Command-Level Authorization

Command-Level Authorization
In some organizations, there may be more than one firewall administrator for the Security
Appliances. In those instances, you can provide those other admins with full rights/privileges
to the Security Appliances or curtail their ability to accomplish their assigned functions,
thereby reducing the chance of unintended (or sometimes malicious) events from occurring
on the firewall(s). The PIX operating system provides a mechanism of controlling what type
of command a user can execute.
The Security Appliance software version 6.2 and higher supports up to 16 privilege levels.
This is similar to what is available with IOS Software. With this feature, you can assign
Security Appliance commands to one of 16 levels, 0 through 15.
When commands and users have privilege levels set, the two levels are compared to
determine if a given user can execute a given command. If the user’s privilege level is lower
than the privilege level of the command, the user is prevented from executing the command.
In the default configuration, each Security Appliance command is assigned to either privilege
level 0 or privilege level 15.
The privilege command sets user-defined privilege levels for Security Appliance commands:
[no] privilege [show | clear | configure] level level
[mode enable | configure] command command
Table 4-2 shows the description of the privilege command parameters.
For example, the following commands set the privilege of the different command modifiers
of the access-list command:
Privilege show level 9 command access-list
Privilege configure level 11 command access-list
Privilege clear level 10 command access-list
The first line sets the privilege of show access-list (show modifier of command access-list) to
9. The second line sets the privilege level of the configure modifier to 11, and the last line sets
the privilege level of the clear modifier to 10.
To set the privilege of all the modifiers of the access-list command to a single privilege level
of 10, you would enter the following command:
Privilege level 10 command access-list
Once you have selected the commands for which you want to change the default privileges,
you enable the command authorization feature to either LOCAL or TACACS+. The
following command enables the command authorization feature to LOCAL:
aaa authorization command LOCAL
When users log in to Security Appliance, they can enter any command assigned to their
privilege level or to lower privilege levels. For example, a user account with a privilege level
of 15 can access every command because this is the highest privilege level. A user account
with a privilege level of 0 can access only the commands assigned to level 0.

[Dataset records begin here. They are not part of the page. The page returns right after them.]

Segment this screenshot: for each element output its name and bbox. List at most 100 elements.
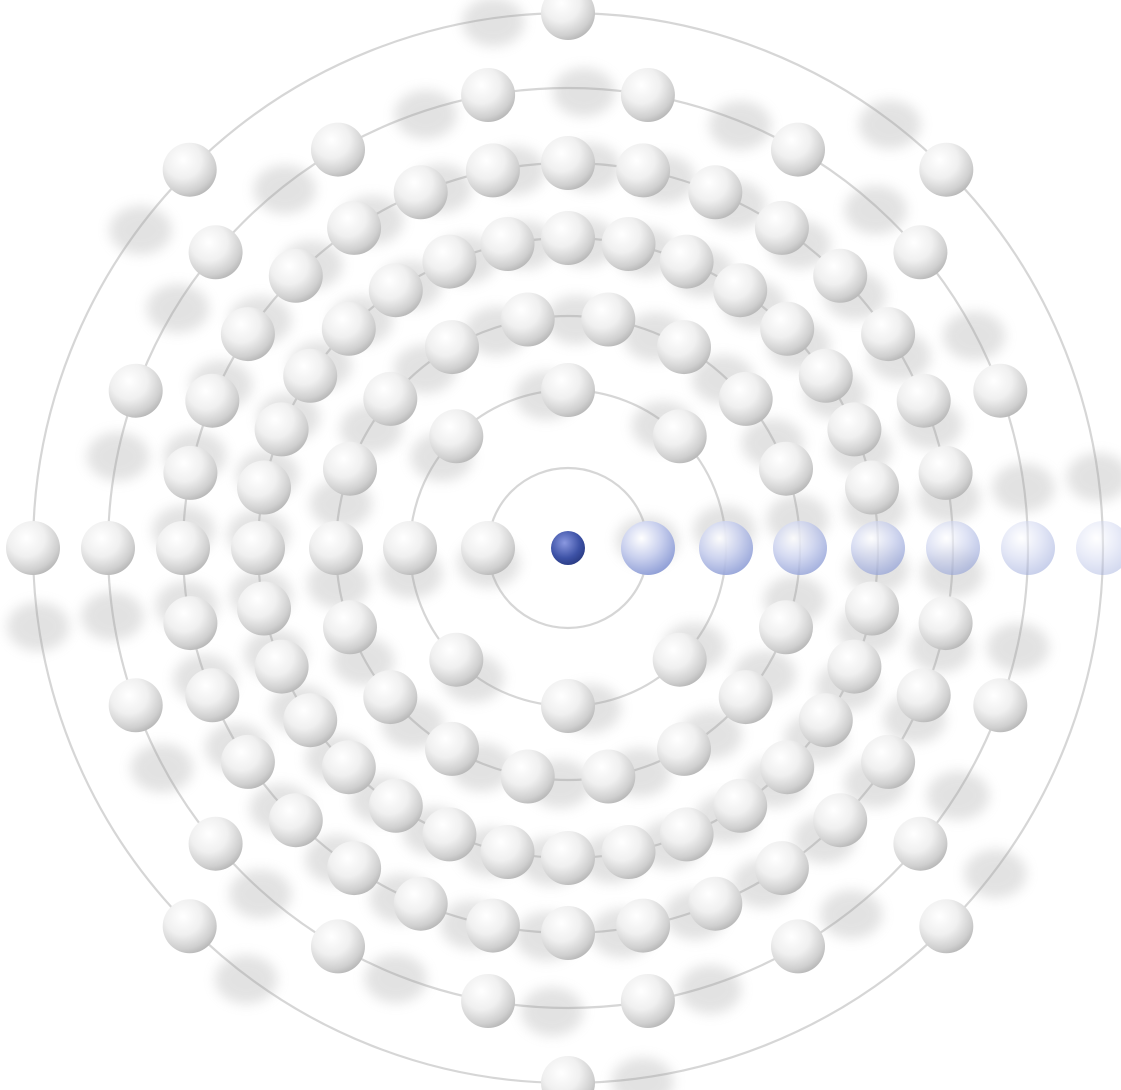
electron <box>581 292 636 347</box>
electron-shadow <box>229 869 292 919</box>
electron <box>827 639 882 694</box>
electron <box>813 248 868 303</box>
electron <box>541 136 595 190</box>
electron <box>393 876 448 931</box>
electron <box>185 373 240 428</box>
electron <box>461 521 515 575</box>
electron <box>798 693 853 748</box>
electron <box>754 841 809 896</box>
electron-shadow <box>611 1057 674 1090</box>
electron-shadow <box>86 432 150 481</box>
electron <box>220 734 275 789</box>
electron <box>163 445 218 500</box>
electron <box>620 68 675 122</box>
electron <box>845 460 899 515</box>
electron <box>919 899 974 954</box>
electron <box>220 307 275 362</box>
electron <box>713 263 768 318</box>
electron <box>541 211 595 265</box>
electron <box>323 441 377 496</box>
electron <box>718 670 773 725</box>
electron-marker-shell-1 <box>621 521 675 575</box>
electron <box>465 143 520 198</box>
electron <box>163 596 218 651</box>
electron <box>616 898 671 953</box>
electron <box>429 409 484 464</box>
electron <box>422 807 477 862</box>
electron <box>461 974 516 1028</box>
electron <box>659 807 714 862</box>
electron <box>541 831 595 885</box>
electron-shadow <box>215 955 278 1004</box>
electron <box>188 225 243 280</box>
electron <box>973 363 1028 418</box>
electron-shadow <box>709 101 772 150</box>
electron-shadow <box>462 0 525 47</box>
electron <box>162 899 217 954</box>
electron <box>657 320 711 375</box>
electron <box>425 721 479 776</box>
electron <box>425 320 479 375</box>
electron-shadow <box>943 311 1006 361</box>
electron <box>283 348 338 403</box>
electron <box>393 165 448 220</box>
electron-shadow <box>858 100 921 149</box>
electron <box>688 165 743 220</box>
nucleus <box>551 531 585 565</box>
electron <box>321 301 376 356</box>
electron <box>156 521 210 575</box>
electron <box>918 445 973 500</box>
electron <box>541 906 595 960</box>
electron <box>918 596 973 651</box>
electron <box>327 200 382 255</box>
electron <box>500 749 555 804</box>
electron <box>383 521 437 575</box>
electron <box>759 600 813 655</box>
electron-shadow <box>130 743 193 793</box>
electron-shadow <box>81 591 144 641</box>
electron <box>461 68 516 122</box>
electron-shadow <box>964 849 1027 899</box>
electron-shadow <box>820 890 883 939</box>
electron <box>760 301 815 356</box>
electron <box>231 521 285 575</box>
electron <box>541 1056 595 1090</box>
electron <box>771 919 825 974</box>
electron <box>754 200 809 255</box>
electron-marker-shell-6 <box>1001 521 1055 575</box>
electron-shadow <box>307 560 370 609</box>
electron-marker-shell-3 <box>773 521 827 575</box>
electron-shadow <box>679 965 742 1014</box>
electron <box>620 974 675 1028</box>
electron <box>893 816 948 871</box>
electron <box>480 825 535 879</box>
electron-marker-shell-4 <box>851 521 905 575</box>
electron <box>541 0 595 40</box>
electron <box>368 263 423 318</box>
electron <box>861 307 916 362</box>
electron-marker-shell-7 <box>1076 521 1121 575</box>
electron <box>108 678 163 733</box>
electron <box>652 632 707 687</box>
electron <box>321 740 376 795</box>
electron <box>422 234 477 289</box>
electron <box>798 348 853 403</box>
electron-shadow <box>521 987 584 1036</box>
electron <box>771 122 825 177</box>
electron <box>6 521 60 575</box>
electron <box>81 521 135 575</box>
electron <box>268 793 323 848</box>
electron <box>237 460 291 515</box>
electron <box>480 217 535 271</box>
electron <box>718 371 773 426</box>
electron-shadow <box>146 284 209 333</box>
electron <box>919 142 974 197</box>
electron-shadow <box>109 205 172 255</box>
electron <box>896 373 951 428</box>
electron <box>268 248 323 303</box>
electron <box>601 825 656 879</box>
electron <box>616 143 671 198</box>
electron-shadow <box>394 90 457 139</box>
electron <box>827 402 882 457</box>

For example, the following command assigns a privilege level of 10 to the user account
Fwadmin2:
username Fwadmin2 password cspfa2ed privilege 10
If no privilege level is specified, the user account is created with a privilege level of 2. You can
define as many user accounts as you need. If you are not sure what the privilege level assigned
to commands is, use the show running-config privilege all command to view the assignments.
To view the privilege level assignment of a specific command, enter the following command:
show running-config privilege command command
Replace command with the command for which you want to display the assigned privilege
level. For example, the following command displays the command assignment for the
capture command:
PXFW01# show running-config privilege command capture
privilege show level 15 command capture
privilege clear level 15 command capture
privilege configure level 15 command capture
Another useful command to see privilege level is the show curpriv command. This displays
the current privilege level. The following examples show output from the show curpriv
command for a user named noc_ops. Username indicates the name the user entered when he
or she logged in, P_PRIV indicates that the user has entered the enable command, and
P_CONF indicates the user has entered the config terminal command:
PIXFW01(config)# show curpriv
Username : noc_ops
Current privilege level : 15
Current Mode/s : P_PRIV P_CONF
pixfirewall(config)# exit
To change between privilege levels, use the login command to access another privilege level
and the disable command to exit that level.